Check out times and locations here:

Greenpointers: What are the benefits of composting for someone who has a sad herb garden on their windowsill and no other outside space? Can they compost indoors?

NBCP: If you don’t have outdoor space, and you are still committed to making your own compost, then vermicomposting is for you. This technique uses red wiggler worms that live in a box and kindly eat your garbage, producing fine, high-quality compost in the form of “castings” (worm poop).  My favorite outlet for vermicomposting materials and education is the Lower East Side Ecology Center.

Greenpointers: What opportunities for community-based composting currently exist in North Brooklyn?

NBCP: Our Greenmarket in McCarren Park offers a drop off location on Saturdays, and hands on composting is happening at many community gardens in the area.  At the NBCP site in McCarren, we are still  cooking up some batches of black gold, but our schedule is more varied since the drop off duties moved over to the Greenmarket.  You can email us at northbrooklyncompost (AT) to get involved.

Greenpointers: What happens in the winter? Are there still opportunities composting?

NBCP: Composting creates its own heat, and many piles will remain active year round. Of course there is always vermicomposting!

Greenpointers: How does composting help the community?

NBCP: The manifesto of the North Brooklyn Composting Project is this –
“Composting is an important alternative to garbage export. Currently, our waste is trucked around the city and exported for landfill or incineration in New Jersey, Virginia, Pennsylvania and so on. The impacts of dealing with garbage this way are felt in communities who live all along these truck routes, transfer stations and disposal sites. Public money is thrown away on polluting the air and wearing down the roads to export thousands of tons of compostable material each day In New York City.

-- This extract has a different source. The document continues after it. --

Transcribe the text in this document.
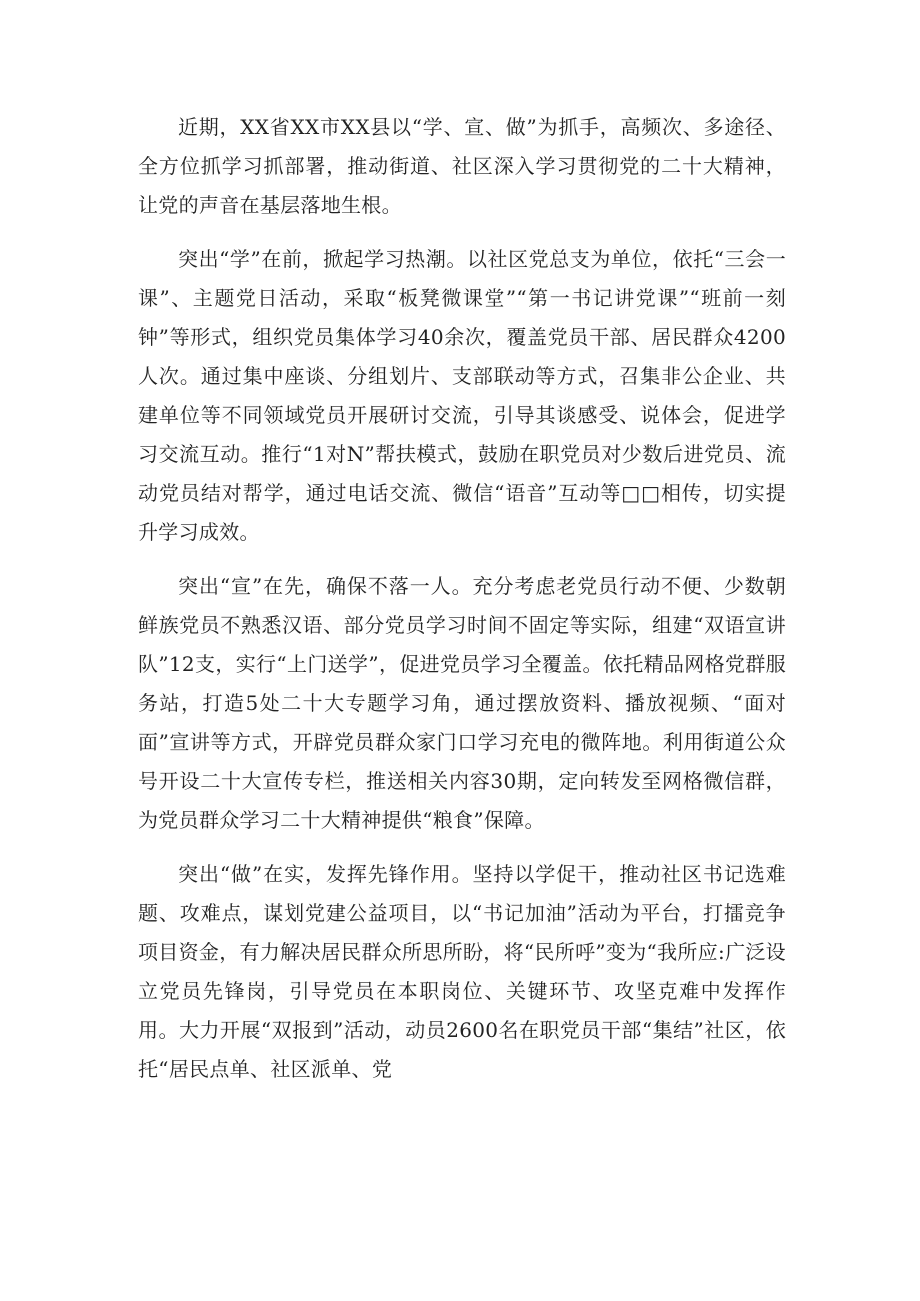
近期，XX省XX市XX县以“学、宣、做”为抓手，高频次、多途径、全方位抓学习抓部署，推动街道、社区深入学习贯彻党的二十大精神，让党的声音在基层落地生根。

突出“学”在前，掀起学习热潮。以社区党总支为单位，依托“三会一课”、主题党日活动，采取“板凳微课堂”“第一书记讲党课”“班前一刻钟”等形式，组织党员集体学习40余次，覆盖党员干部、居民群众4200人次。通过集中座谈、分组划片、支部联动等方式，召集非公企业、共建单位等不同领域党员开展研讨交流，引导其谈感受、说体会，促进学习交流互动。推行“1对N”帮扶模式，鼓励在职党员对少数后进党员、流动党员结对帮学，通过电话交流、微信“语音”互动等□□相传，切实提升学习成效。

突出“宣”在先，确保不落一人。充分考虑老党员行动不便、少数朝鲜族党员不熟悉汉语、部分党员学习时间不固定等实际，组建“双语宣讲队”12支，实行“上门送学”，促进党员学习全覆盖。依托精品网格党群服务站，打造5处二十大专题学习角，通过摆放资料、播放视频、“面对面”宣讲等方式，开辟党员群众家门口学习充电的微阵地。利用街道公众号开设二十大宣传专栏，推送相关内容30期，定向转发至网格微信群，为党员群众学习二十大精神提供“粮食”保障。

突出“做”在实，发挥先锋作用。坚持以学促干，推动社区书记选难题、攻难点，谋划党建公益项目，以“书记加油”活动为平台，打擂竞争项目资金，有力解决居民群众所思所盼，将“民所呼”变为“我所应:广泛设立党员先锋岗，引导党员在本职岗位、关键环节、攻坚克难中发挥作用。大力开展“双报到”活动，动员2600名在职党员干部“集结”社区，依托“居民点单、社区派单、党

We think it’s a waste, because we know that by composting you get a very valuable product, and spare these negative impacts!

As a soil amendment, compost increases nutrition and moisture available to plants and animals living in the soil. Composting reduces the use of herbicides and chemical fertilizers, helps conserve water, filters pollutants from water, improves soil structure, increases water-holding capacity, and improves disease resistance in plants.”

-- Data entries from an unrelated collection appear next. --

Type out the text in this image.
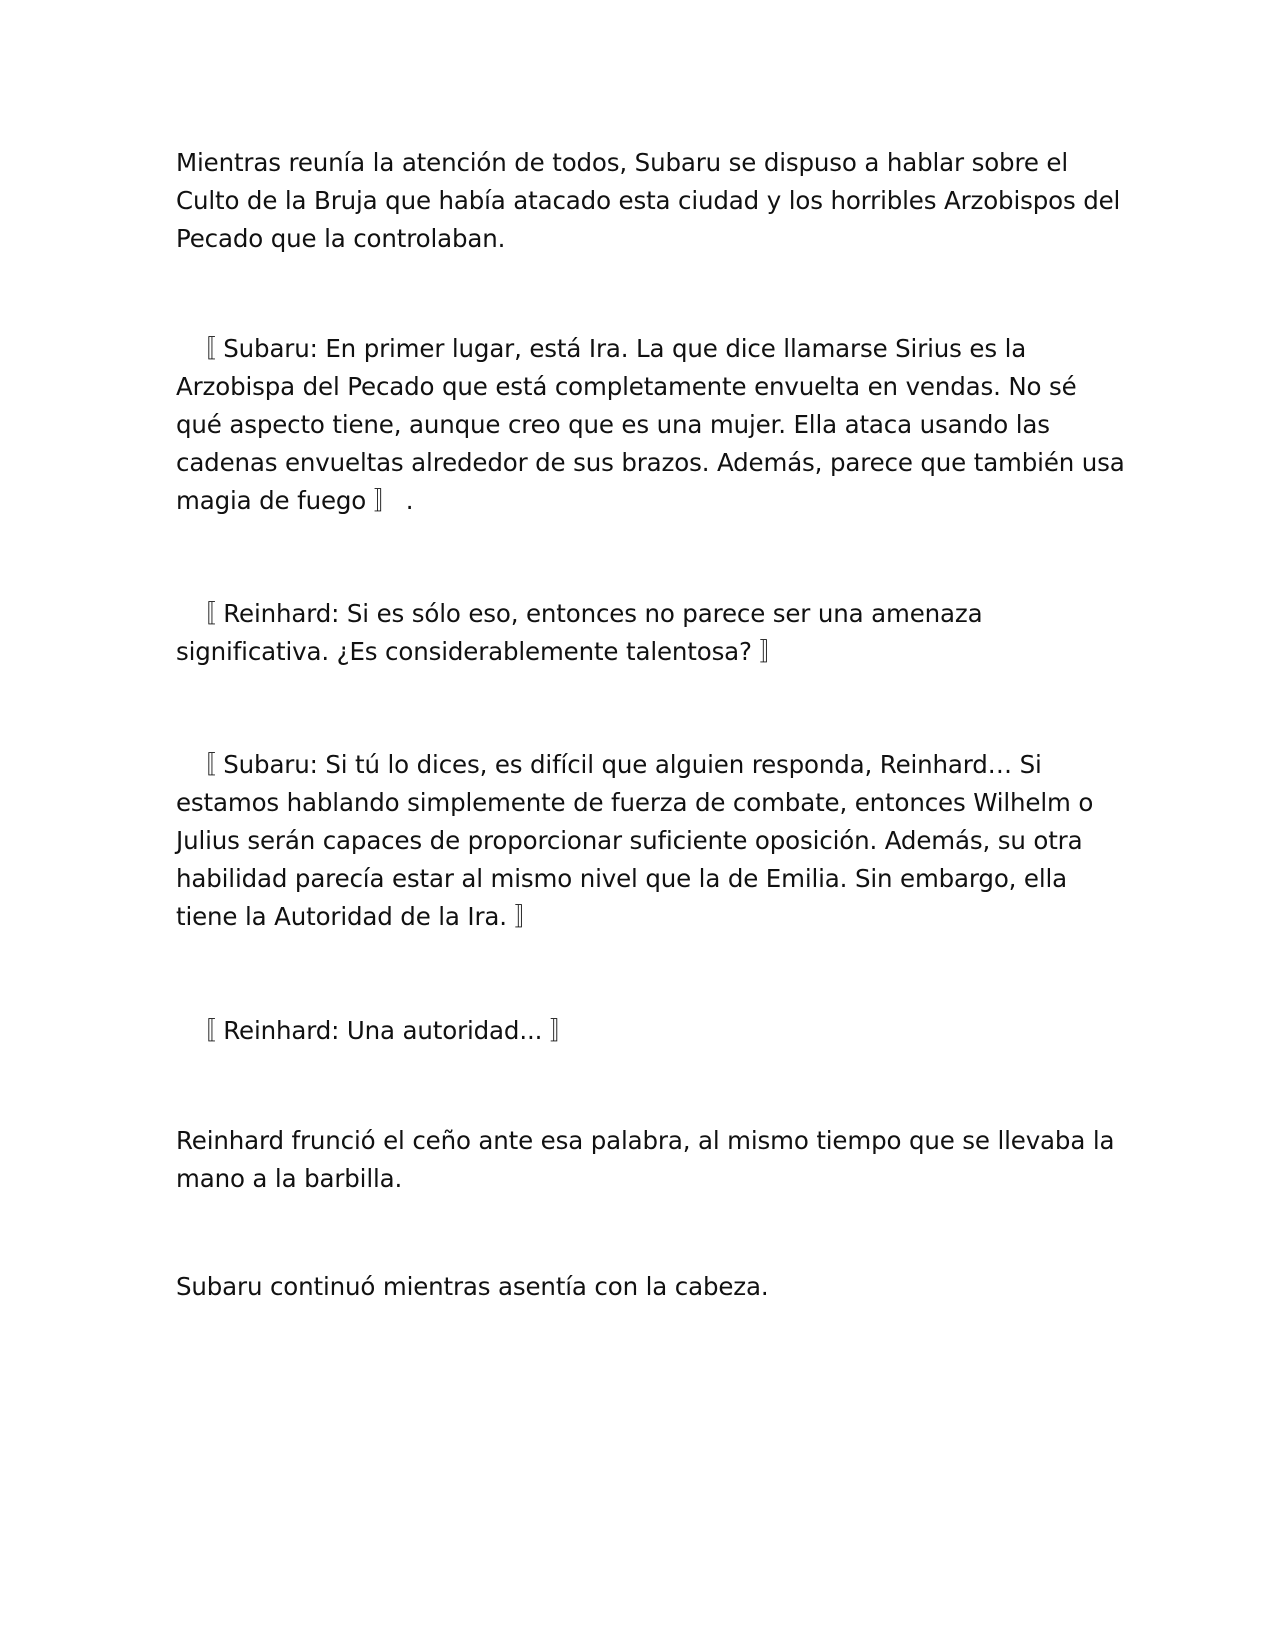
Mientras reunía la atención de todos, Subaru se dispuso a hablar sobre el
Culto de la Bruja que había atacado esta ciudad y los horribles Arzobispos del
Pecado que la controlaban.

〚 Subaru: En primer lugar, está Ira. La que dice llamarse Sirius es la
Arzobispa del Pecado que está completamente envuelta en vendas. No sé
qué aspecto tiene, aunque creo que es una mujer. Ella ataca usando las
cadenas envueltas alrededor de sus brazos. Además, parece que también usa
magia de fuego 〛 .

〚 Reinhard: Si es sólo eso, entonces no parece ser una amenaza
significativa. ¿Es considerablemente talentosa? 〛

〚 Subaru: Si tú lo dices, es difícil que alguien responda, Reinhard… Si
estamos hablando simplemente de fuerza de combate, entonces Wilhelm o
Julius serán capaces de proporcionar suficiente oposición. Además, su otra
habilidad parecía estar al mismo nivel que la de Emilia. Sin embargo, ella
tiene la Autoridad de la Ira. 〛

〚 Reinhard: Una autoridad... 〛

Reinhard frunció el ceño ante esa palabra, al mismo tiempo que se llevaba la
mano a la barbilla.

Subaru continuó mientras asentía con la cabeza.
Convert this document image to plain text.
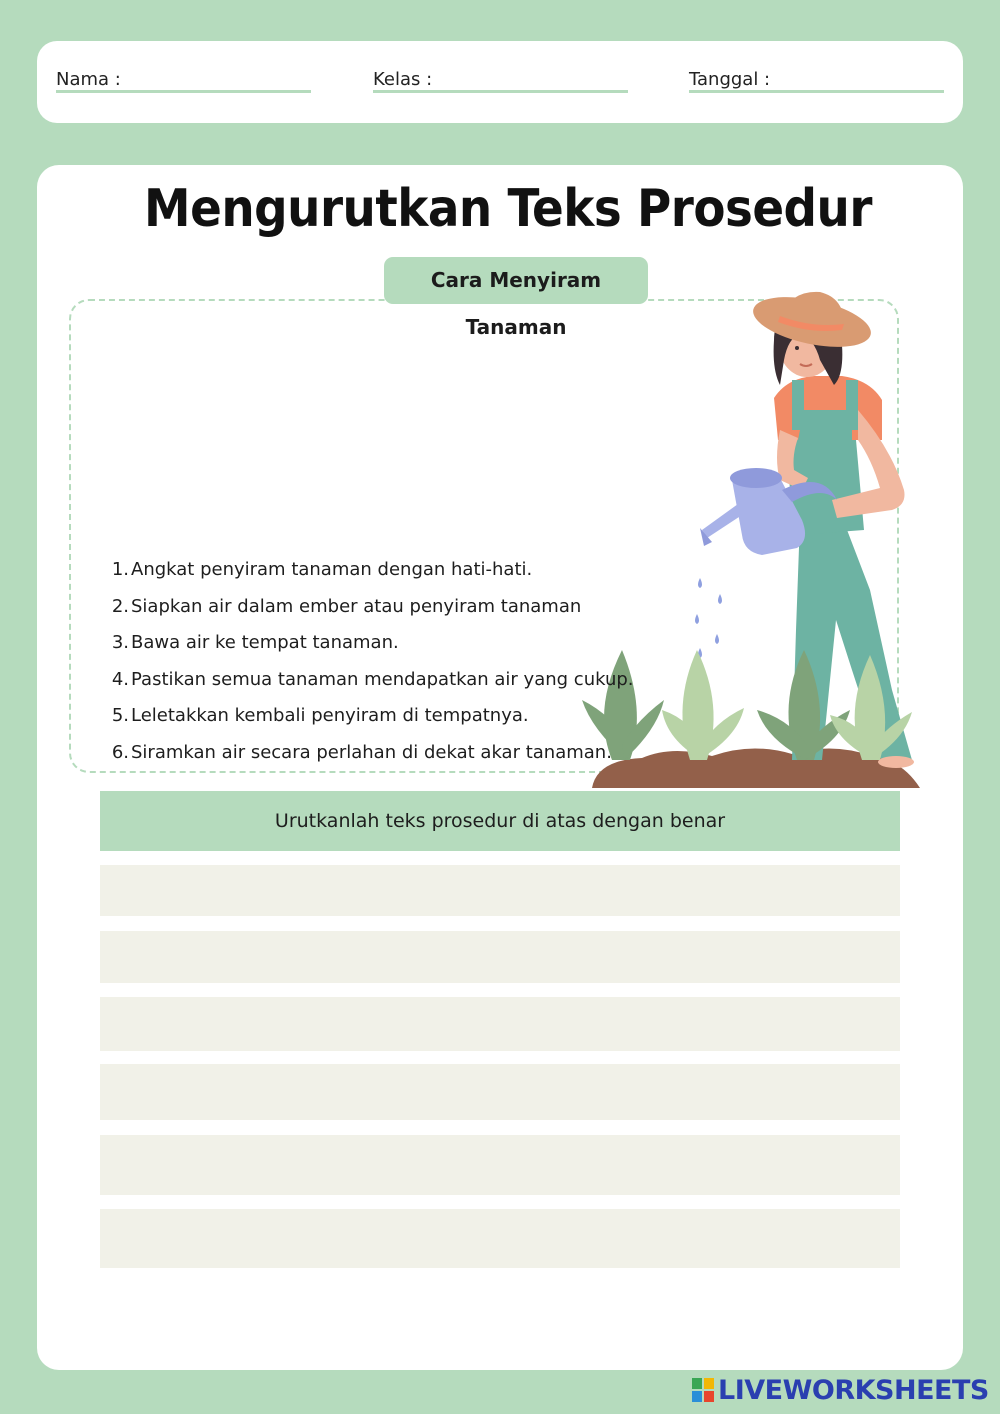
Nama :	Kelas :	Tanggal :
Mengurutkan Teks Prosedur
Cara Menyiram Tanaman
1. Angkat penyiram tanaman dengan hati-hati.
2. Siapkan air dalam ember atau penyiram tanaman
3. Bawa air ke tempat tanaman.
4. Pastikan semua tanaman mendapatkan air yang cukup.
5. Leletakkan kembali penyiram di tempatnya.
6. Siramkan air secara perlahan di dekat akar tanaman.
Urutkanlah teks prosedur di atas dengan benar
LIVEWORKSHEETS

Greenpointers: What is your favorite thing(s) about composting?

NBCP: I was trained in biology, so my favorite part of composting is actually getting to see the decomposition process, and the insight you get on soil ecology. The act of composting in the community is a really interesting way of meeting like-minded folks in your neighborhood!

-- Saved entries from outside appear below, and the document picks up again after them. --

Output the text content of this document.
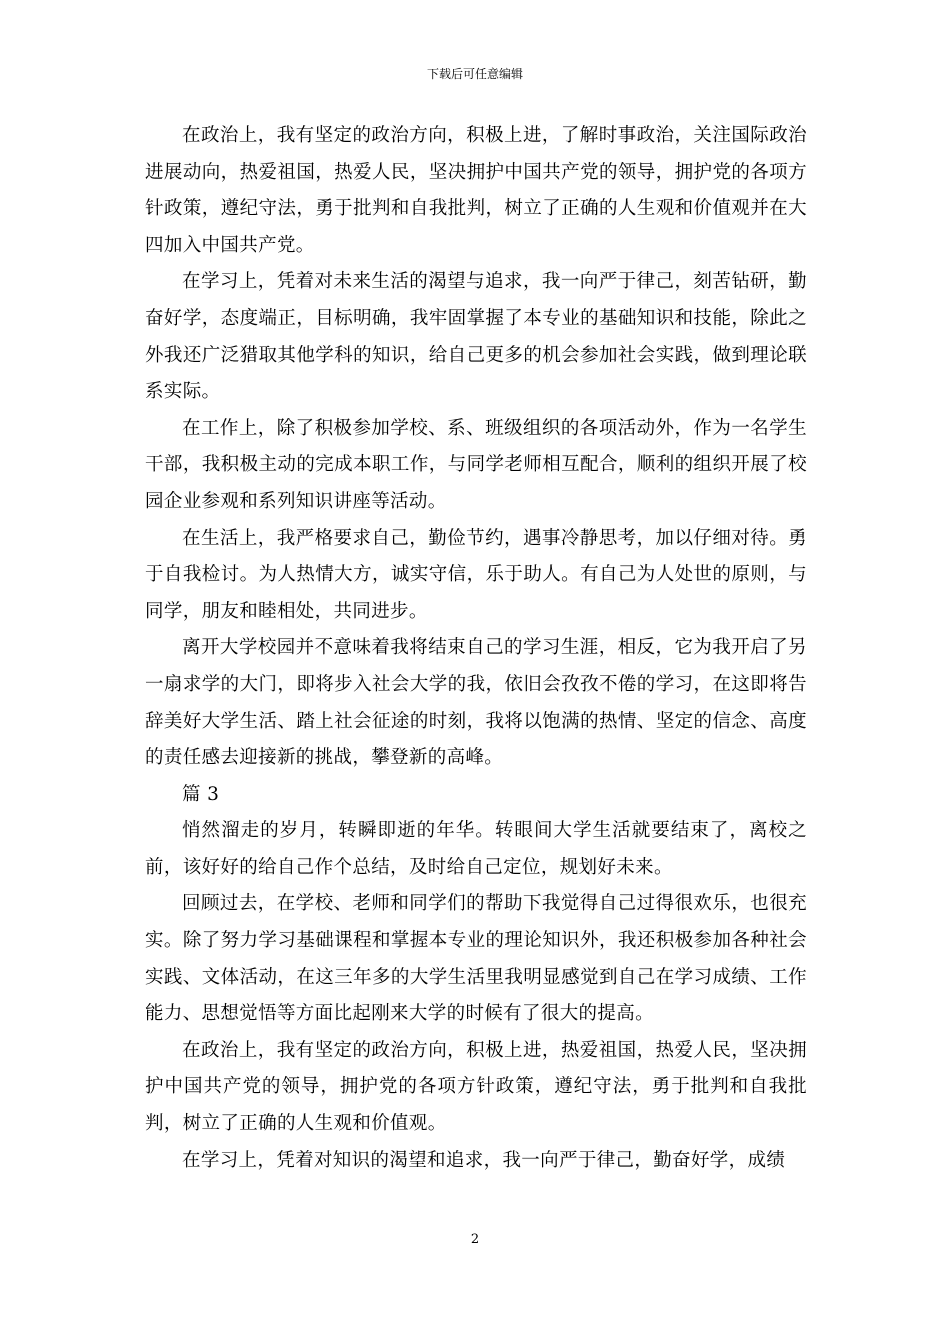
下载后可任意编辑

在政治上，我有坚定的政治方向，积极上进，了解时事政治，关注国际政治进展动向，热爱祖国，热爱人民，坚决拥护中国共产党的领导，拥护党的各项方针政策，遵纪守法，勇于批判和自我批判，树立了正确的人生观和价值观并在大四加入中国共产党。

在学习上，凭着对未来生活的渴望与追求，我一向严于律己，刻苦钻研，勤奋好学，态度端正，目标明确，我牢固掌握了本专业的基础知识和技能，除此之外我还广泛猎取其他学科的知识，给自己更多的机会参加社会实践，做到理论联系实际。

在工作上，除了积极参加学校、系、班级组织的各项活动外，作为一名学生干部，我积极主动的完成本职工作，与同学老师相互配合，顺利的组织开展了校园企业参观和系列知识讲座等活动。

在生活上，我严格要求自己，勤俭节约，遇事冷静思考，加以仔细对待。勇于自我检讨。为人热情大方，诚实守信，乐于助人。有自己为人处世的原则，与同学，朋友和睦相处，共同进步。

离开大学校园并不意味着我将结束自己的学习生涯，相反，它为我开启了另一扇求学的大门，即将步入社会大学的我，依旧会孜孜不倦的学习，在这即将告辞美好大学生活、踏上社会征途的时刻，我将以饱满的热情、坚定的信念、高度的责任感去迎接新的挑战，攀登新的高峰。

篇 3

悄然溜走的岁月，转瞬即逝的年华。转眼间大学生活就要结束了，离校之前，该好好的给自己作个总结，及时给自己定位，规划好未来。

回顾过去，在学校、老师和同学们的帮助下我觉得自己过得很欢乐，也很充实。除了努力学习基础课程和掌握本专业的理论知识外，我还积极参加各种社会实践、文体活动，在这三年多的大学生活里我明显感觉到自己在学习成绩、工作能力、思想觉悟等方面比起刚来大学的时候有了很大的提高。

在政治上，我有坚定的政治方向，积极上进，热爱祖国，热爱人民，坚决拥护中国共产党的领导，拥护党的各项方针政策，遵纪守法，勇于批判和自我批判，树立了正确的人生观和价值观。

在学习上，凭着对知识的渴望和追求，我一向严于律己，勤奋好学，成绩

2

You can get in touch North Brooklyn Compost Project’s coordinator Tanya, by emailing northbrooklyncompost (AT)

So, have you been composting? Maybe next year? Tell us all about it!

Join the Conversation


  1. We were devoted users of the NBCP until the McCarren drop off “experiment” started up–now it’s our Sat morning routine to drop the compost before we do our marketing. We use big plastic yogurt containers (not recyclable–boo!) in the freezer all week long. Larger volume stuff like corn husks can go in paper bags, which can go right in the compost along with the organics. My fave part about composting along with diligent recycling is that we can literally go weeks without putting out any “regular” garbage for pickup–hooray!

    1. We started a couple of month ago and store it in the freezer, too. We have been gone the last couple of weekends and our freezer was so full. I love how little garbage we throw away, too or better yet I am obsessed with how much compost we create and imagine it not on a garbage truck and in a landfill. My entire life we had a compost in our yard thanks to my dad!

  2. As a long time believer in the value of composting and one who has composted for many years, I fully support this idea. It not only reduces the amount of garbage that has to be collected but is produces such great soil. It is one of the simplest ways to help out to improve our surroundings.